# Thread: A linear first order equations

1. ## A linear first order equations

Hello I'm trying to solve the following mathematical problem, but keep getting stuck. If someone could solve the question and show me their working, I'm sure I would learn a lot.

Thanks.

2. Originally Posted by edeffect
Hello I'm trying to solve the following mathematical problem, but keep getting stuck. If someone could solve the question and show me their working, I'm sure I would learn a lot.

Thanks.
The differential equation that can be set up as follows:

$\displaystyle L\frac{dI}{dt}+R\frac{dQ}{dt}+\frac{1}{C}Q=E$

Given the values for R, L, C, and E, and noting that $\displaystyle \frac{dI}{dt}=\frac{d^2Q}{dt^2}$, we get the DE:

$\displaystyle \frac{d^2Q}{dt^2}+6\frac{dQ}{dt}+5Q=6sin(t)$

Let us solve the equivalent homogenous part first:

Assuming a solution of $\displaystyle Q=e^{rt}$, we have the following characteristic equation:

$\displaystyle r^2+6r+5=0 \implies r=-5 \ or \ r=-1$.

Thus, the complementary solution is:

$\displaystyle Q_c=c_1e^{-t}+c_2e^{-5t}$.

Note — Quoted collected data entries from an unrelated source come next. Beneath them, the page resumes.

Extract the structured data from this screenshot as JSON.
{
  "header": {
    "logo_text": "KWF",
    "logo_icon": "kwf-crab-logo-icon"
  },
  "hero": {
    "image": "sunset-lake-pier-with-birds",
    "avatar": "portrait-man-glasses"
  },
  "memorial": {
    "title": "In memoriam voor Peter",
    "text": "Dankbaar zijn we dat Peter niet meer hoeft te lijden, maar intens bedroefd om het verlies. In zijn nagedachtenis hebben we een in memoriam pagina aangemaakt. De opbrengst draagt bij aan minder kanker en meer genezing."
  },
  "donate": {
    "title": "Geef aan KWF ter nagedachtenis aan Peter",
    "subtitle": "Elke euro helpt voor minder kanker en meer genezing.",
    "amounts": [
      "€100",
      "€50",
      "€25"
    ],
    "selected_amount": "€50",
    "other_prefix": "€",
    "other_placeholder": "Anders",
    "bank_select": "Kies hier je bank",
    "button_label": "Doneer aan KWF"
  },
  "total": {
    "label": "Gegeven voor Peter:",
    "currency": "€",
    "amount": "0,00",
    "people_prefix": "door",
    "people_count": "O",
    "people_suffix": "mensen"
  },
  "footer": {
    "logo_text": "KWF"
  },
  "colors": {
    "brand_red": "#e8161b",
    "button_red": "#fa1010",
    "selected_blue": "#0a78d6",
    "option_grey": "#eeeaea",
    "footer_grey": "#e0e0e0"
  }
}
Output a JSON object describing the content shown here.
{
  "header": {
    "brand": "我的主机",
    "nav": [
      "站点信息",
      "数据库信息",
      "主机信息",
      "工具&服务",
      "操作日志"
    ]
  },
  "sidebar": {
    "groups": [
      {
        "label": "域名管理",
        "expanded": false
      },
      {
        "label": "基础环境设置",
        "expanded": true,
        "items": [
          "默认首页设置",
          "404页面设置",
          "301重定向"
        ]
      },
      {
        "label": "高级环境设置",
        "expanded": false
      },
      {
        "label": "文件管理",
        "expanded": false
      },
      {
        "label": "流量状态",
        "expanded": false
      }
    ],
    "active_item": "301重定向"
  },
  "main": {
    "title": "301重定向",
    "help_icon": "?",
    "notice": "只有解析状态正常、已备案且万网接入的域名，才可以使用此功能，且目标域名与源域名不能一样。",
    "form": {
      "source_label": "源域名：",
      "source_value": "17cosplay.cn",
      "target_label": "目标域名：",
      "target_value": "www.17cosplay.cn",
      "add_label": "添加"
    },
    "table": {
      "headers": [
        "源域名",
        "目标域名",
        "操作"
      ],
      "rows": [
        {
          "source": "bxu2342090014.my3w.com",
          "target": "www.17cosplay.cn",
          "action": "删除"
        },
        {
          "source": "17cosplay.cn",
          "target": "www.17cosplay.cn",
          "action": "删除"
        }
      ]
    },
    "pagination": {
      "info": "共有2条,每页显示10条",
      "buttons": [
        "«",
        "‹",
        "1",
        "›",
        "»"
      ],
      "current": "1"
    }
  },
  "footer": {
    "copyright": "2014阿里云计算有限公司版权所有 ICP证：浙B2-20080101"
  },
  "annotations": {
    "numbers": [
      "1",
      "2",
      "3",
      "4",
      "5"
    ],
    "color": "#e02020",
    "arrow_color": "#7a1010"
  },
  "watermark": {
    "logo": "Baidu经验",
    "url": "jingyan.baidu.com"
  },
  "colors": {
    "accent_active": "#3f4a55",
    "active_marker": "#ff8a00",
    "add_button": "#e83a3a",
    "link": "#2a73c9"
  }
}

Now solve the non-homogeneous equation.

The technique I will use is known as the annihilator approach. I wasn't taught another way to solve these equations (besides Variation of Parameters, but I believe that it is unnecessary here).

First, we need to get the DE in Differential Operator Notation:

$\displaystyle \left(D^2+6D+5\right)(Q)=6sin(t)$

I will leave it for you (and others) to show that $\displaystyle (D^2-2\alpha D+(\alpha^2+\beta^2))^n$ annihilates $\displaystyle x^{n-1}e^{\alpha x}sin(\beta x)$

Therefore, $\displaystyle D^2+1$ annihilates $\displaystyle 6sin(t)$.

Applying the annihilator to both sides, we get:

$\displaystyle (D^2+1)(D^2+6D+5)(Q)=0$

Convert the equation so it has the form of the characteristic equation:

$\displaystyle (r^2+1)(r^2+6r+5)=0 \implies r=\pm i, \ r=-1 \ or \ r=-5$

Thus the solution to the DE is:

$\displaystyle Q=c_1e^{-t}+c_2e^{-5t}+c_3cos(t)+c_4sin(t)$

where $\displaystyle c_3cos(t)+c_4sin(t)$ is the particular solution. The particular solution can't have arbitrary constants. To find $\displaystyle c_3$ and $\displaystyle c_4$, which I will denote by $\displaystyle A$ and $\displaystyle B$ respectively, plug $\displaystyle Q_p$ into the original DE.

$\displaystyle Q_p=Acos(t)+Bsin(t)$

$\displaystyle Q_{p}^{/}=-Asin(t)+Bcos(t)$

$\displaystyle Q_{p}^{//}=-Acos(t)-Bsin(t)$

$\displaystyle \therefore (-Acos(t)-Bsin(t))+6(-Asin(t)+Bcos(t))+5(Acos(t)+Bsin(t))=6sin(t)$

$\displaystyle \implies (6B+4A)cos(t)+(-6A+4B)sin(t)=6sin(t)$
$\displaystyle \implies (6B+4A)=0 \ and \ (-6A+4B)=6$

You will find that $\displaystyle A=-\frac{9}{13} \ and \ B=\frac{6}{13}$

Therefore, the solution to the DE becomes:

$\displaystyle Q(t)=c_1e^{-t}+c_2e^{-5t}+\frac{3}{13}\left(-3cos(t)+2sin(t)\right)$
Now apply the initial conditions $\displaystyle Q(0)=.2 \ and \ I(0)=0$.

$\displaystyle .2=c_1+c_2-\frac{9}{13}$

Find $\displaystyle I=\frac{dQ}{dt}$:

$\displaystyle Q^{/}(t)=-c_1e^{-t}-5c_2e^{-5t}+\frac{3}{13}\left(3sin(t)+2cos(t)\right)$

$\displaystyle 0=-c_1-5c_2+\frac{6}{13}$.

$\displaystyle \implies c_1=1 \ and \ c_2=-\frac{7}{65}$

Therefore,

$\displaystyle \color{red}\boxed{Q(t)=e^{-t}-\frac{7}{65}e^{-5t}+\frac{3}{13}\left(3cos(t)+2sin(t)\right)}$ coulombs

Woah...that was long. I hope you can absorb all of this!!